Getting certified

Recently I’ve been on a bit of a certification binge, gathering ACCP, ACMP, and ACSP from Aruba, CCSA from Check Point and I was very excited to achieve the expert level certification from CWNP. I am now CWNE #420 (yes I know….)

For a long time I considered a lot of IT certifications to be… a bit thin, maybe not worth the paper they’re written on…. that sort of thing. I thought I had good reasons for this but now I think I misunderstood what that certification meant. So what do I think now?

Anyone in the UK is probably familiar with the MOT. The annual road worthiness test cars over three years old are subjected to. A well serviced car should always sail through but just because your car passes the MOT, doesn’t mean it’s actually road worthy, or even safe.

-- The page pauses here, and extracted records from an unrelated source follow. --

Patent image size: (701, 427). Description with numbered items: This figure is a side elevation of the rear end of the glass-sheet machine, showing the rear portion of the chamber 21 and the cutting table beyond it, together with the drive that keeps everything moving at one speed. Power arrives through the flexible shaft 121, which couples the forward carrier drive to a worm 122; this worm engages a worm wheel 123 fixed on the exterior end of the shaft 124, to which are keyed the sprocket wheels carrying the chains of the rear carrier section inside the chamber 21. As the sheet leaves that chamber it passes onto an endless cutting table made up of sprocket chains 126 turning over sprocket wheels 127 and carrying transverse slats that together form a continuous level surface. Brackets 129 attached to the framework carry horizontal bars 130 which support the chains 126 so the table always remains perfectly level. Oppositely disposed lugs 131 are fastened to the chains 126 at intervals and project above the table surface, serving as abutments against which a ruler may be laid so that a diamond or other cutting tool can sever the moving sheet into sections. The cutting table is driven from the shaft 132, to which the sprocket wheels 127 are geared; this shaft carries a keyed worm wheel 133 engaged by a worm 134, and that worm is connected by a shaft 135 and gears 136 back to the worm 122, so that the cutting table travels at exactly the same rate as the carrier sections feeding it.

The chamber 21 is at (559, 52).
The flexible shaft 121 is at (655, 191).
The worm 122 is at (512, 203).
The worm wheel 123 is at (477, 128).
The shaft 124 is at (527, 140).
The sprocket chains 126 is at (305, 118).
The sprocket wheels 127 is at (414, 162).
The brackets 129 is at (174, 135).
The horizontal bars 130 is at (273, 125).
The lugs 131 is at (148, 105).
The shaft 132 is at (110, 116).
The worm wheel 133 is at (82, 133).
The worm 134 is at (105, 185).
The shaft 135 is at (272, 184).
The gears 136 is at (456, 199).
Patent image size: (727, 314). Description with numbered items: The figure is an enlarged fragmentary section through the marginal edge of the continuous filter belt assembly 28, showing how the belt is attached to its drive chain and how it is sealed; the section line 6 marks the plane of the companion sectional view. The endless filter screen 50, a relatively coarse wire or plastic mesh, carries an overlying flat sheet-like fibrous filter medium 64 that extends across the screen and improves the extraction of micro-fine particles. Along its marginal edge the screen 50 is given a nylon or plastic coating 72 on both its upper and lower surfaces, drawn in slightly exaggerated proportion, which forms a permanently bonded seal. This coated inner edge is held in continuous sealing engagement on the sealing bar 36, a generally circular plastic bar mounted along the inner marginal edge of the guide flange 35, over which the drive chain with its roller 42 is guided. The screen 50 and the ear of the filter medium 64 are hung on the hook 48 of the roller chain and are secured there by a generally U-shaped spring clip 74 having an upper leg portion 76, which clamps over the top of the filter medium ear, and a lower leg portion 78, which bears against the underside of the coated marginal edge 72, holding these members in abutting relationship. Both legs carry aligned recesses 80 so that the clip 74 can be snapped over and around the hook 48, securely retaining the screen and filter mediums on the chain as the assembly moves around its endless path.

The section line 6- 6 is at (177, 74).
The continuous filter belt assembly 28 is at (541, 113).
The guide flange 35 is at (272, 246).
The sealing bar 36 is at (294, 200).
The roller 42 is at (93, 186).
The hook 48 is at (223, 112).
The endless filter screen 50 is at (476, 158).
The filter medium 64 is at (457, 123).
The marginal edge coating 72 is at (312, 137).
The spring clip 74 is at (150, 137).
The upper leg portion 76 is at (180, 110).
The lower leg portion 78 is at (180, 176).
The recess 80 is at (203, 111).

What you’re getting is a snapshot of a moment in time when everything appeared to be ok. It doesn’t mean you can just ignore everything for another year. If the brakes don’t seem right, you’ll get ’em checked.

Before I fall too far down this analogy, what’s my point?

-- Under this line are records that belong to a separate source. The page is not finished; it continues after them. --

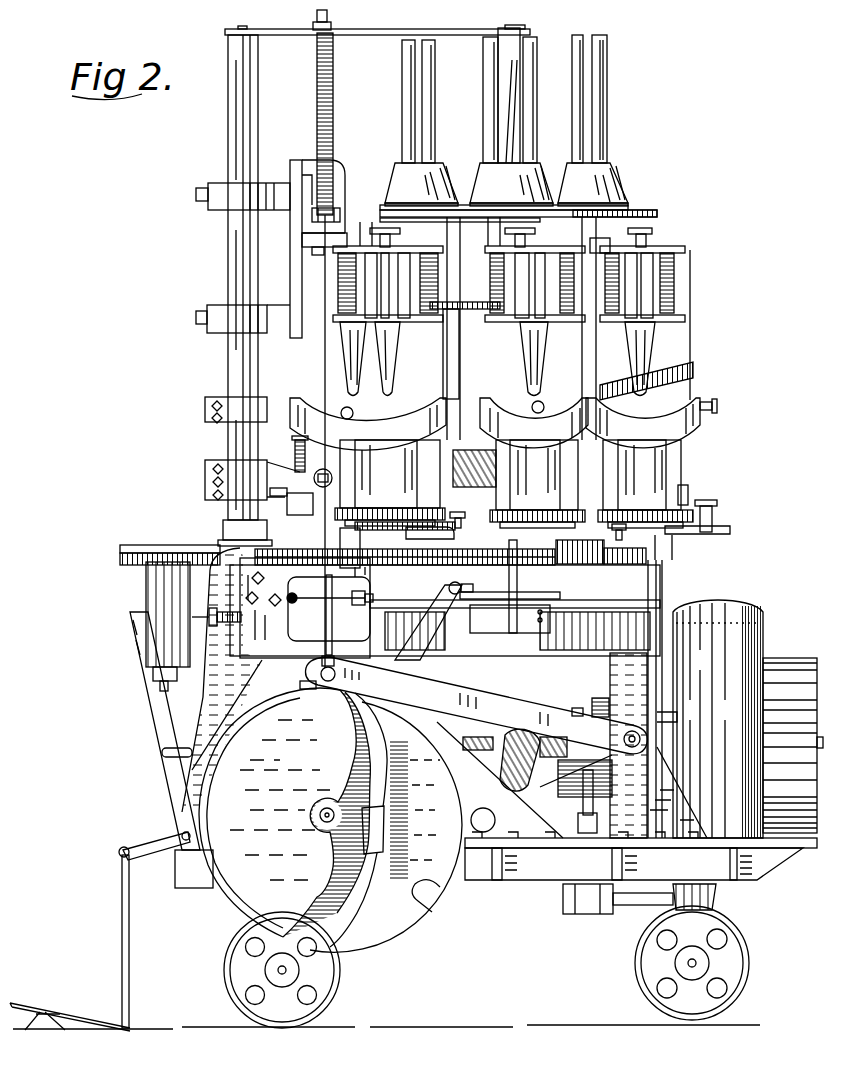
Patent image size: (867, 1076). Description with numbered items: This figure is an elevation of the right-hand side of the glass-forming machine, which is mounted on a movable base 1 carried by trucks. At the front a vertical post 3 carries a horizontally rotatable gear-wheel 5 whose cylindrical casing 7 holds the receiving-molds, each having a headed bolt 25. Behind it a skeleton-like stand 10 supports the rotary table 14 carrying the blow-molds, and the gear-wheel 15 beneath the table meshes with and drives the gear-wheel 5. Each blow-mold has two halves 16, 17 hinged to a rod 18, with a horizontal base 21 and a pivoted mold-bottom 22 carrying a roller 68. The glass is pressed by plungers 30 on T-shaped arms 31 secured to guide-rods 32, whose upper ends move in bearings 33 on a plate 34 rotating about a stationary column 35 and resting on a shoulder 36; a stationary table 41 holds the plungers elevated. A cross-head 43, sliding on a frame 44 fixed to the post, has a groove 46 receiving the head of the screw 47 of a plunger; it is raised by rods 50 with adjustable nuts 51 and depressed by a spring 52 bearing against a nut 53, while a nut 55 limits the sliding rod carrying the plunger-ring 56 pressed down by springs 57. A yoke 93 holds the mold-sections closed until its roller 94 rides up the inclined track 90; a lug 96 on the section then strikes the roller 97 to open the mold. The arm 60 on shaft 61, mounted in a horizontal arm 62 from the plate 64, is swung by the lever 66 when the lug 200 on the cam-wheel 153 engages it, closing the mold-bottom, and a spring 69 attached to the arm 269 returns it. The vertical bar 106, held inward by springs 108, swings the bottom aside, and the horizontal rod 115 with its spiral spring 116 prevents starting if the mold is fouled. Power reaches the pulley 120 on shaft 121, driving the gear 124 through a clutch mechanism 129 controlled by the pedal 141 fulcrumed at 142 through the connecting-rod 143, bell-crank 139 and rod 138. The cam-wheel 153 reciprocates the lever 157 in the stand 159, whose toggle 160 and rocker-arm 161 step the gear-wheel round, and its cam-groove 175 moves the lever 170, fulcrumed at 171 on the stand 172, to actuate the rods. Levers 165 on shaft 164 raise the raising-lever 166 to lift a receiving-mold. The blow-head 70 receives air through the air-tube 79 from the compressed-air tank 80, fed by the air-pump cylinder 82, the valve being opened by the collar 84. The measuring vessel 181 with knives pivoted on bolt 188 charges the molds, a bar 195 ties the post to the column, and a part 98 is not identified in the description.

The movable base 1 is at (776, 864).
The vertical post 3 is at (252, 90).
The gear-wheel 5 is at (122, 557).
The cylindrical casing 7 is at (147, 588).
The stand 10 is at (445, 610).
The rotary table 14 is at (515, 475).
The gear-wheel 15 is at (646, 557).
The mold-section 16 is at (390, 474).
The mold-section 17 is at (663, 462).
The rod 18 is at (341, 481).
The horizontal base 21 is at (760, 552).
The mold-bottom 22 is at (403, 512).
The headed bolt 25 is at (167, 686).
The plunger 30 is at (540, 353).
The arm 31 is at (681, 262).
The guide-rod 32 is at (488, 78).
The bearing 33 is at (441, 178).
The plate 34 is at (657, 213).
The stationary column 35 is at (516, 110).
The shoulder 36 is at (496, 220).
The stationary table 41 is at (450, 305).
The cross-head 43 is at (343, 177).
The frame 44 is at (292, 262).
The groove 46 is at (313, 238).
The screw 47 is at (655, 232).
The rod 50 is at (325, 358).
The adjustable nut 51 is at (333, 230).
The spring 52 is at (333, 83).
The nut 53 is at (328, 27).
The nut 55 is at (672, 245).
The plunger-ring 56 is at (673, 320).
The spring 57 is at (670, 282).
The arm 60 is at (398, 534).
The shaft 61 is at (360, 585).
The horizontal arm 62 is at (334, 542).
The plate 64 is at (313, 672).
The lever 66 is at (337, 671).
The roller 68 is at (458, 516).
The spring 69 is at (293, 593).
The blow-head 70 is at (628, 745).
The air-tube 79 is at (636, 909).
The compressed-air tank 80 is at (758, 605).
The air-pump cylinder 82 is at (563, 899).
The collar 84 is at (207, 473).
The track 90 is at (696, 370).
The yoke 93 is at (495, 424).
The roller 94 is at (717, 412).
The lug 96 is at (688, 490).
The roller 97 is at (718, 523).
The bar 98 is at (696, 567).
The vertical bar 106 is at (516, 650).
The spring 108 is at (556, 587).
The horizontal rod 115 is at (201, 610).
The spiral spring 116 is at (210, 626).
The pulley 120 is at (793, 658).
The shaft 121 is at (815, 727).
The gear 124 is at (596, 697).
The clutch mechanism 129 is at (572, 710).
The rod 138 is at (177, 767).
The bell-crank 139 is at (157, 710).
The pedal 141 is at (28, 1000).
The fulcrum 142 is at (53, 1031).
The connecting-rod 143 is at (123, 929).
The cam-wheel 153 is at (393, 922).
The lever 157 is at (433, 673).
The stand 159 is at (540, 805).
The toggle 160 is at (460, 585).
The rocker-arm 161 is at (606, 587).
The shaft 164 is at (495, 818).
The lever 165 is at (457, 807).
The raising-lever 166 is at (585, 791).
The lever 170 is at (477, 705).
The fulcrum 171 is at (630, 750).
The stand 172 is at (572, 780).
The cam-groove 175 is at (335, 948).
The measuring vessel 181 is at (270, 520).
The bolt 188 is at (297, 448).
The bar 195 is at (462, 29).
The lug 200 is at (300, 686).
The arm 269 is at (333, 610).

Most IT certifications are awarded after an exam that tests knowledge and understanding as best as possible. What’s very hard to test is an individual’s ability to apply that knowledge…. experience.

I have met people who were well qualified, with all the appropriate IT certifications who, despite this, just couldn’t fix the problem, design the thing, make it work. Just like the MOT, having the certification alone doesn’t guarantee anything.

Certification plus experience is a great combination. Quite a few certification paths suggest you should have a few years experience under your belt before you start. Someone who has been working in a field for a few years and has achieved the relevant certification shows much more than a newbie who’s crammed for the exam.

Certification is a great way to learn a product. You might have been working with Aruba ClearPass for several years, as I have, but maybe you’ve never touched Onguard. To pass the exam you need to learn about the whole product, even the bits you don’t use day to day.

Certification without experience still has value, but less value imho. Some people are just good at exams. They can cram. They can learn the correct answers. They can remember enough, for long enough, to get through. That doesn’t prove they can take that knowledge and apply it appropriately, but it might just give the edge if they’re up against someone with neither experience nor certs. At least it shows some drive and interest.

Just as the MOT certificate hopefully means the car is actually roadworthy, IT certification should tell you someone understands the principles and concepts of the product. If it turns out they don’t, you’ll probably discover that pretty quickly.

For many years I was looking after too many things to really get to grips with everything. I became very good at working out how to make something work, doing that, and then forgetting about it.

Personally I’ve found studying for certification exams to be a great way to focus the mind. To dig into products that previously I might have skimmed over, things I’ve never understood but could make work I now have a much deeper knowledge of. That’s important when they stop working…. or you need to justify to someone why you should be doing this thing and being paid well for it.

That’s now what I consider the IT certs I’ve achieved to be all about. They’re a framework for learning something focused on a technology or specific product and then validating that.

The further down a track you find interesting, the more rewarding it is to get the achievements.

As everyone who’s been granted CWNE status will tell you, it represents a lot of work – not just learning to pass exams but actively working in the field and gaining experience.

Quite apart from anything else the gentle ego massage of passing an exam doesn’t get old.